Functioning liver cells regenerate in pig lymph nodes, and a human trial is coming

Pigs
(Image by James DeMers from Pixabay) Hepatocytes injected into the lymph nodes of pigs flourished and formed bile ducts and vasculature, University of Pittsburgh School of Medicine researchers discovered. (James DeMers via Pixabay)

Hepatocytes in the liver can naturally regenerate, provided the organ is completely healthy. But when the liver is diseased, it has too much scar tissue to nurture the environment hepatocytes need to replenish themselves.

In a new study published in Liver Transplantation, researchers led by the University of Pittsburgh School of Medicine demonstrated that pigs can grow functioning livers in their abdominal lymph nodes after their own hepatocytes are isolated and injected into them. A startup founded by three of the researchers, LyGenesis, is working to bring the method into human clinical trials.

Senior author Eric Lagasse, Ph.D., associate professor of pathology at Pitt, first demonstrated a decade ago that healthy liver cells injected into the lymph nodes of mice with malfunctioning livers would regenerate and take over normal liver functions. To further prove out the concept, Lagasse wanted to replicate the work in a larger model.

So Lagasse and his team took pieces of healthy liver tissue from six pigs while at the same time cutting off the main blood supply to the organ. They then injected the cells into abdominal lymph nodes. All six animals were able to regain normal liver functions, they reported.

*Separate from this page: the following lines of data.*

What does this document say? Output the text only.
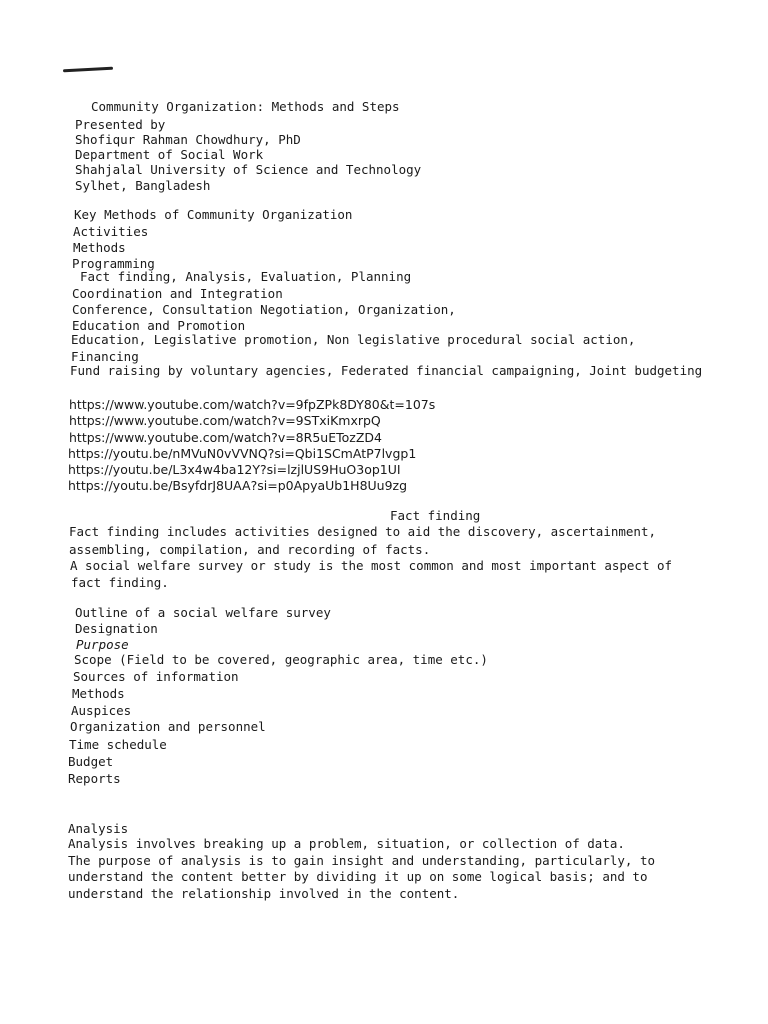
Community Organization: Methods and Steps
Presented by
Shofiqur Rahman Chowdhury, PhD
Department of Social Work
Shahjalal University of Science and Technology
Sylhet, Bangladesh
Key Methods of Community Organization
Activities
Methods
Programming
Fact finding, Analysis, Evaluation, Planning
Coordination and Integration
Conference, Consultation Negotiation, Organization,
Education and Promotion
Education, Legislative promotion, Non legislative procedural social action,
Financing
Fund raising by voluntary agencies, Federated financial campaigning, Joint budgeting
https://www.youtube.com/watch?v=9fpZPk8DY80&t=107s
https://www.youtube.com/watch?v=9STxiKmxrpQ
https://www.youtube.com/watch?v=8R5uETozZD4
https://youtu.be/nMVuN0vVVNQ?si=Qbi1SCmAtP7lvgp1
https://youtu.be/L3x4w4ba12Y?si=lzjlUS9HuO3op1UI
https://youtu.be/BsyfdrJ8UAA?si=p0ApyaUb1H8Uu9zg
Fact finding
Fact finding includes activities designed to aid the discovery, ascertainment,
assembling, compilation, and recording of facts.
A social welfare survey or study is the most common and most important aspect of
fact finding.
Outline of a social welfare survey
Designation
Purpose
Scope (Field to be covered, geographic area, time etc.)
Sources of information
Methods
Auspices
Organization and personnel
Time schedule
Budget
Reports
Analysis
Analysis involves breaking up a problem, situation, or collection of data.
The purpose of analysis is to gain insight and understanding, particularly, to
understand the content better by dividing it up on some logical basis; and to
understand the relationship involved in the content.
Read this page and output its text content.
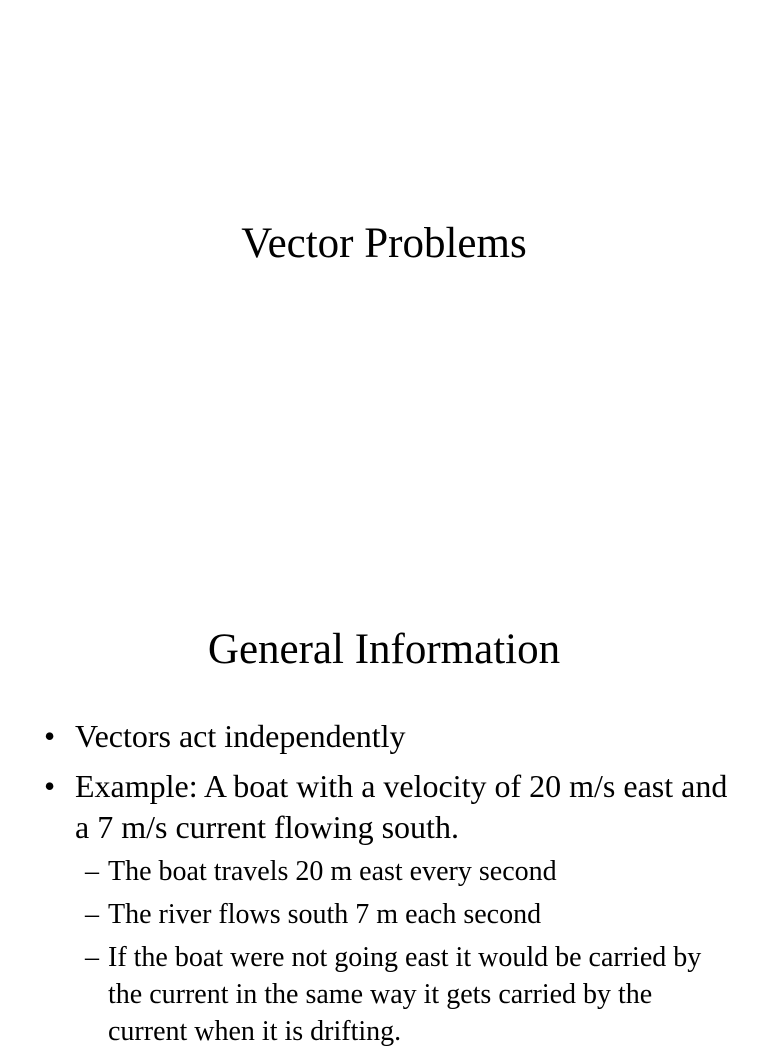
Vector Problems
General Information
• Vectors act independently
• Example: A boat with a velocity of 20 m/s east and a 7 m/s current flowing south.
– The boat travels 20 m east every second
– The river flows south 7 m each second
– If the boat were not going east it would be carried by the current in the same way it gets carried by the current when it is drifting.
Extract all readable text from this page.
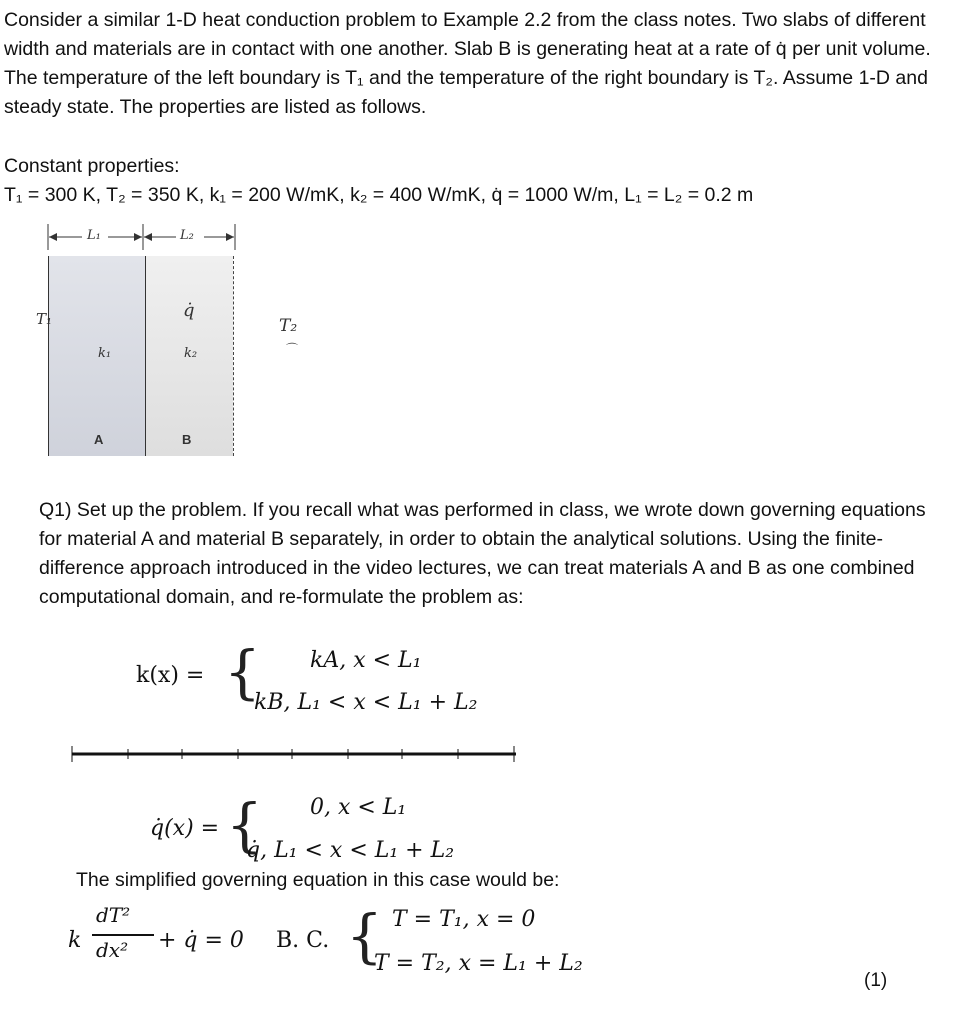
Consider a similar 1-D heat conduction problem to Example 2.2 from the class notes. Two slabs of different width and materials are in contact with one another. Slab B is generating heat at a rate of q̇ per unit volume. The temperature of the left boundary is T₁ and the temperature of the right boundary is T₂. Assume 1-D and steady state. The properties are listed as follows.

Constant properties:

T₁ = 300 K, T₂ = 350 K, k₁ = 200 W/mK, k₂ = 400 W/mK, q̇ = 1000 W/m, L₁ = L₂ = 0.2 m

L₁	L₂
T₁	q̇
T₂
⌒
k₁	k₂
A	B

Q1) Set up the problem. If you recall what was performed in class, we wrote down governing equations for material A and material B separately, in order to obtain the analytical solutions. Using the finite-difference approach introduced in the video lectures, we can treat materials A and B as one combined computational domain, and re-formulate the problem as:

k(x) = { kA, x < L₁
kB, L₁ < x < L₁ + L₂
q̇(x) = { 0, x < L₁
q̇, L₁ < x < L₁ + L₂

The simplified governing equation in this case would be:

k
dT²
dx² + q̇ = 0 B. C. { T = T₁, x = 0
T = T₂, x = L₁ + L₂
(1)
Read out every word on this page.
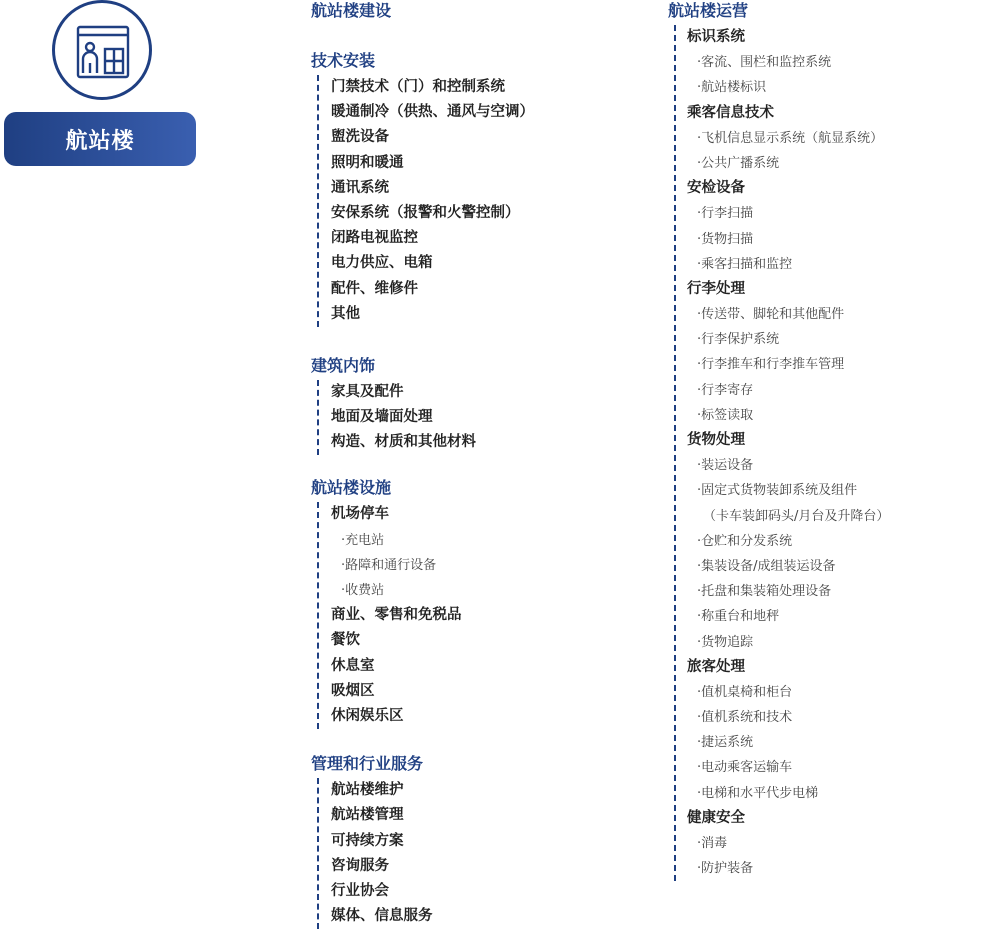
航站楼
航站楼建设
技术安装
门禁技术（门）和控制系统
暖通制冷（供热、通风与空调）
盥洗设备
照明和暖通
通讯系统
安保系统（报警和火警控制）
闭路电视监控
电力供应、电箱
配件、维修件
其他
建筑内饰
家具及配件
地面及墙面处理
构造、材质和其他材料
航站楼设施
机场停车
·充电站
·路障和通行设备
·收费站
商业、零售和免税品
餐饮
休息室
吸烟区
休闲娱乐区
管理和行业服务
航站楼维护
航站楼管理
可持续方案
咨询服务
行业协会
媒体、信息服务
航站楼运营
标识系统
·客流、围栏和监控系统
·航站楼标识
乘客信息技术
·飞机信息显示系统（航显系统）
·公共广播系统
安检设备
·行李扫描
·货物扫描
·乘客扫描和监控
行李处理
·传送带、脚轮和其他配件
·行李保护系统
·行李推车和行李推车管理
·行李寄存
·标签读取
货物处理
·装运设备
·固定式货物装卸系统及组件
（卡车装卸码头/月台及升降台）
·仓贮和分发系统
·集装设备/成组装运设备
·托盘和集装箱处理设备
·称重台和地秤
·货物追踪
旅客处理
·值机桌椅和柜台
·值机系统和技术
·捷运系统
·电动乘客运输车
·电梯和水平代步电梯
健康安全
·消毒
·防护装备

When they examined the lymph nodes, the researchers discovered a plentiful supply of hepatocytes, along with bile ducts and vasculature that had formed in the transplanted cells.

"It's all about location, location, location," Lagasse said in a statement. "If hepatocytes get in the right spot and there is a need for liver functions, they will form an ectopic liver in the lymph node."

RELATED: Liver-focused Ambys launches with $140M, Takeda partnership

Regenerative approaches to treating liver disease have generated enthusiasm among private investors. In 2018, for example, Third Rock Ventures launched Ambys Medicines, which is developing both cell and gene therapy approaches to regenerating hepatocytes.

LyGenesis, which was founded in 2017, got a major boost in May of the following year when it pulled in $3 million in a series A round from Juvenescence, a U.K.-based fund that has raised $165 million to support longevity-focused companies. In October of last year, Juvenescence and Longevity Vision Fund handed LyGenesis another $4 million in private financing and convertible notes.

LyGenesis is gearing up to start a phase 2a clinical trial of its technique in people with end-stage liver disease later this year.

The new animal study follows previous work by Lagasse and colleagues demonstrating that liver tissue grown in the lymph nodes of pigs with a form of genetic liver disease could treat the condition effectively. The researchers believe the technique could ultimately help people with a wide range of liver-damaging diseases, including hepatitis and alcoholism.